Tool for HeartConnexion® Living Tool:
Don’t Expect Your Critics to Applaud Your Growth

Our personal growth does not destroy our internal critic (or, whatever name you give it). That is the critical voice, sometimes whispering and often yelling, “OK, so you made it through BreakThrough, but you will fail out here!” “I’m still here, you didn’t do it right.” “See, you have so much more work to do. You just wasted your time.” “You can’t do anything right.” “No one else is struggling.” “Who are you kidding – – change your life?” Do any of these sound familiar?

While our internal critic has no basis in reality, the voice is so familiar and convincing. It is the voice that keeps away from discovering the fundamental lie we accepted out of out pain and past that we believe is the ultimate truth. When we realize that these are not messages from God, or anyone even remotely important, then we can begin counteract them with personal affirmations. While this may seem simplistic, taking this action reinforces our self-respect and the internal critic loses the power to control our lives.

Our internal critic may set us up for self-sabotage by using an external critic – those poisonous playmates we all seem to have. So often, we feel that the real test of the validity of our growth is the applause of our most negative critic. We share our heart with this critical person and then we are surprised when they criticize our changes and minimize our growth.

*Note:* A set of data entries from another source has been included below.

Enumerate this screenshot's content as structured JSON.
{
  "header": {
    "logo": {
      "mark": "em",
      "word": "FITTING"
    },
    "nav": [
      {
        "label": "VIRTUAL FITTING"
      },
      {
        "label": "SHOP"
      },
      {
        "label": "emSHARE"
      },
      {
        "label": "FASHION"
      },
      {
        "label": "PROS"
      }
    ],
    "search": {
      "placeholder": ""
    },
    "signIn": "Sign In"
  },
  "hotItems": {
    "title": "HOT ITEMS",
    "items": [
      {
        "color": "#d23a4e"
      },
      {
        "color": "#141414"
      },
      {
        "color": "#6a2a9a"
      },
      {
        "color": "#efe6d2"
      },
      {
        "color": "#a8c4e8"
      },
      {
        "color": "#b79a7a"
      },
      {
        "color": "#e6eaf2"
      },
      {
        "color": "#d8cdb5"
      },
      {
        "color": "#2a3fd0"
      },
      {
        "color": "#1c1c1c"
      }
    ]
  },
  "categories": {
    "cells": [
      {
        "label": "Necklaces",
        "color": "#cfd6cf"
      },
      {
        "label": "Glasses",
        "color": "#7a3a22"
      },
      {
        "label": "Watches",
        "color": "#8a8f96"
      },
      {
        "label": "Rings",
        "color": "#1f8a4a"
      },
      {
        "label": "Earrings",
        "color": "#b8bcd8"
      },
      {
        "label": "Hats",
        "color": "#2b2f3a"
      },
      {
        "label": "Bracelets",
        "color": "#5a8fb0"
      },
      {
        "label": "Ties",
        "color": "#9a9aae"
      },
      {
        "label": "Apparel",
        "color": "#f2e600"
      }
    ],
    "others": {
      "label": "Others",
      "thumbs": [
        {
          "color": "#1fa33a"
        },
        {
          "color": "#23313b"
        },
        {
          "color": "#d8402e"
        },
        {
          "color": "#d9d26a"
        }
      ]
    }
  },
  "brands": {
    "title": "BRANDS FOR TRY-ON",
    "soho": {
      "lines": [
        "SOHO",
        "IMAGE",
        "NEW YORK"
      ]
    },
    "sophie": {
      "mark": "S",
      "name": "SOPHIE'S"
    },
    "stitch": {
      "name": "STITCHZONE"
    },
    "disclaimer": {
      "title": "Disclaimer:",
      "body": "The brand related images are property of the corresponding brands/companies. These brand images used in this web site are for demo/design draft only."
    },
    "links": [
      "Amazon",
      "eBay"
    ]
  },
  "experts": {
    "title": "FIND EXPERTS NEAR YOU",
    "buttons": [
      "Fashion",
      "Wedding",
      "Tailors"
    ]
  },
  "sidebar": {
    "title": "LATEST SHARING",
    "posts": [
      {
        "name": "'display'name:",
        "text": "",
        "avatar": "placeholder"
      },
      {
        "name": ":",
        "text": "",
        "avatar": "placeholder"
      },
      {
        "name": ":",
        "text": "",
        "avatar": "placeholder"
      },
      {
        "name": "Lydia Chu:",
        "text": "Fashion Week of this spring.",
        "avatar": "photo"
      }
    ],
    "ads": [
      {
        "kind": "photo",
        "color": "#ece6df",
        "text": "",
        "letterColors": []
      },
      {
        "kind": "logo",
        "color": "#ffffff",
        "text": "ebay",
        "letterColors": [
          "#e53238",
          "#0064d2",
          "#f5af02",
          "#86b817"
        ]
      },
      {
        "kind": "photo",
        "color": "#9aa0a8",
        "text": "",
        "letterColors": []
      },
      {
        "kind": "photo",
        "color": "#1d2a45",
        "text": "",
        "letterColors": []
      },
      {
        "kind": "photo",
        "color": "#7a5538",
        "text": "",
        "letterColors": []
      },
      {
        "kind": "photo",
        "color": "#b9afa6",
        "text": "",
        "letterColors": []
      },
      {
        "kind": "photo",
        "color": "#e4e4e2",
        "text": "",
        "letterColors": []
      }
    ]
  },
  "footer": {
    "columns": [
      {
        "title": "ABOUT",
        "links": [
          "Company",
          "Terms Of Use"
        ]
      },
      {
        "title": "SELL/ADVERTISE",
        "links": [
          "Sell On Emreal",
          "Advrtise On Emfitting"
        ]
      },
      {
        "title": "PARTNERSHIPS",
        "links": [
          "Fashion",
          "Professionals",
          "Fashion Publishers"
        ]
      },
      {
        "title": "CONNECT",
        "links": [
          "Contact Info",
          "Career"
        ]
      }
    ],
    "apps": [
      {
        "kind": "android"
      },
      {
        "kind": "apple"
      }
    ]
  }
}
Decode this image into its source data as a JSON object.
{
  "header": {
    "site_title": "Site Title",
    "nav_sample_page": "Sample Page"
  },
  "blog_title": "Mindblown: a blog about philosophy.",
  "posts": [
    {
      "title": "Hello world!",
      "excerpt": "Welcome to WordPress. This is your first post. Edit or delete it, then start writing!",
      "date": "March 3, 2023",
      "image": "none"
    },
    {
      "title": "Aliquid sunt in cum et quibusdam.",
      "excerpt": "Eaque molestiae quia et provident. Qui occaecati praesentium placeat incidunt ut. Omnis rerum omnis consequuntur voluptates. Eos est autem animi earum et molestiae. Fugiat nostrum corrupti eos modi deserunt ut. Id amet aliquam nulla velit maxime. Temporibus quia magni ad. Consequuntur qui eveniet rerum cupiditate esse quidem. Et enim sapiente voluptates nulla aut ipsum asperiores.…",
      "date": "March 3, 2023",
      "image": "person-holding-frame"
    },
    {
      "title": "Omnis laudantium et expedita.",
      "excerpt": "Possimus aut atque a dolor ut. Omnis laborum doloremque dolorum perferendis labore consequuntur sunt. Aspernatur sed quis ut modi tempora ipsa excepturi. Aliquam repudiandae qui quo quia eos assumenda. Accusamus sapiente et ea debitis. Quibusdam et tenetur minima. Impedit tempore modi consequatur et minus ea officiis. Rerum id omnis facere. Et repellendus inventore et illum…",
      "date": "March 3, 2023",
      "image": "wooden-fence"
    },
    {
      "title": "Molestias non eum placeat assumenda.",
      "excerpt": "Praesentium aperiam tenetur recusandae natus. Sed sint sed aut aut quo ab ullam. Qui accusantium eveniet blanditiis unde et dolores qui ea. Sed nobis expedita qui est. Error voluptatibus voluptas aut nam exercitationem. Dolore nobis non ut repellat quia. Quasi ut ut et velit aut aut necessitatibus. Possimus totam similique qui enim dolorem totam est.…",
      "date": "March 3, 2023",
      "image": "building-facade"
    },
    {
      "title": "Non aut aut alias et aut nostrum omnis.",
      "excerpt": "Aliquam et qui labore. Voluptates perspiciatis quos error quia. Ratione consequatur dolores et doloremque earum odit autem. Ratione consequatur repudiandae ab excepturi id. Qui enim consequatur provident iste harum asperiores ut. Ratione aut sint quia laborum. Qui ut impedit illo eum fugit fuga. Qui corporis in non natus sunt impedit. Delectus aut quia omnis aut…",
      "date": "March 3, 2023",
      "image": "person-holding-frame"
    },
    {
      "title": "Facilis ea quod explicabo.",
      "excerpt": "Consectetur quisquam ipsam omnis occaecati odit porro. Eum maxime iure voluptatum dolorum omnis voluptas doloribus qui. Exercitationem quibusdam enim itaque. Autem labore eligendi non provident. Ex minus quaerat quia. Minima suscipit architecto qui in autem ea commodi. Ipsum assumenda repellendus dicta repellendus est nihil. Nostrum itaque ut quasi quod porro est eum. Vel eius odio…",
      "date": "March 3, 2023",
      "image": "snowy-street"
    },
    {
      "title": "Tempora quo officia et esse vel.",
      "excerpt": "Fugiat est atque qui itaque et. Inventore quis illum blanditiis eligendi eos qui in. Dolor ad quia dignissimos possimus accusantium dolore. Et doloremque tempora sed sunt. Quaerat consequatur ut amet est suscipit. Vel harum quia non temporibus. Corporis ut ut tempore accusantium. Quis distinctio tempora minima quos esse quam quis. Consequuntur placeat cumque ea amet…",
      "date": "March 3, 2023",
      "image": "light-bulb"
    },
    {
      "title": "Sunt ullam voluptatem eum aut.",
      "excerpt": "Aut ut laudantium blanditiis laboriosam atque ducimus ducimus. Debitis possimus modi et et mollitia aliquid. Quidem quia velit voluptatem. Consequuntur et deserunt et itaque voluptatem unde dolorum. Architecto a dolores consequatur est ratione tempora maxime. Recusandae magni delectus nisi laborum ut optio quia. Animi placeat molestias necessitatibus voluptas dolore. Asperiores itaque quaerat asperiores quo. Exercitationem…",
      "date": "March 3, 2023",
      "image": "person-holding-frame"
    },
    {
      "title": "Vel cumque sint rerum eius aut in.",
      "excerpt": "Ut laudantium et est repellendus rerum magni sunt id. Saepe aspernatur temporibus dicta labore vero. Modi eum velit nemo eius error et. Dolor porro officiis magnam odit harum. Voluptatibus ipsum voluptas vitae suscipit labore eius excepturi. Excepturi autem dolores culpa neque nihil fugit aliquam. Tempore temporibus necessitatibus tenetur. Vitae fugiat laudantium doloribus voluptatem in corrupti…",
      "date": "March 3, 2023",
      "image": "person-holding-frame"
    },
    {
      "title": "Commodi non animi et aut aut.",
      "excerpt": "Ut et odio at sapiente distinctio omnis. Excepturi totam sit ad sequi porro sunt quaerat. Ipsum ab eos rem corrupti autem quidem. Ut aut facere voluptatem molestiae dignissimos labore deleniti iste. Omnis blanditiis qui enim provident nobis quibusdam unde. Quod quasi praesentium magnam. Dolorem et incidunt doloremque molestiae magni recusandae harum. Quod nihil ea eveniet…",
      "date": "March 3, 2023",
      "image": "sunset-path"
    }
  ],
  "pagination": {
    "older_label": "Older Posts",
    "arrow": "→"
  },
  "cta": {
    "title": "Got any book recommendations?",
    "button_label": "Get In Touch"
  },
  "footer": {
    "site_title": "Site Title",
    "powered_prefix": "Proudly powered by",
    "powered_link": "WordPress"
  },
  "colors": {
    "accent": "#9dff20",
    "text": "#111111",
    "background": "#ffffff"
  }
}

Negative people have a pay-off for being stuck – no accountability! Your changes threaten their avoidance and defense systems. They will call you selfish and wrong for changing from the person you “should” be for them. Your growth can trigger their feelings of being abandoned (just like we may have been at other times) and spin them into angry rejection.

Stuck people will challenge you to remember your responsibility to them rather than encourage you to be responsible to yourself. They are often “fixer-upper” relationships and high maintenance people who choose to stay in self-pity. Expecting them to applaud your personal growth is unrealistic and self- defeating.

Use discretion about when and to whom you share your heart. Some friends may hear you and support you. Others will want to see your changes in action before they are ready to hear what you say. Sadly, some may never acknowledge your growth. The immediate reactions of others may be a poor test to determine the value of your growth. Do what you need to do in order to keep the affirmation of your worth, and then sharing your heart with others will result in enhanced self-respect and a value for others – even the ones who cannot acknowledge it yet.

Small Group Sharing:

  • What have you heard your internal critic say to you this week?
  • What affirmation did you give yourself? Or could you have given yourself?
  • Do you have “fixer-uppers” or high maintenance relationships in your life?
  • Have you felt worthy, respected or valued by someone in your life this week? How?
  • How would your life be different if you started using this tool for HeartConnexion living?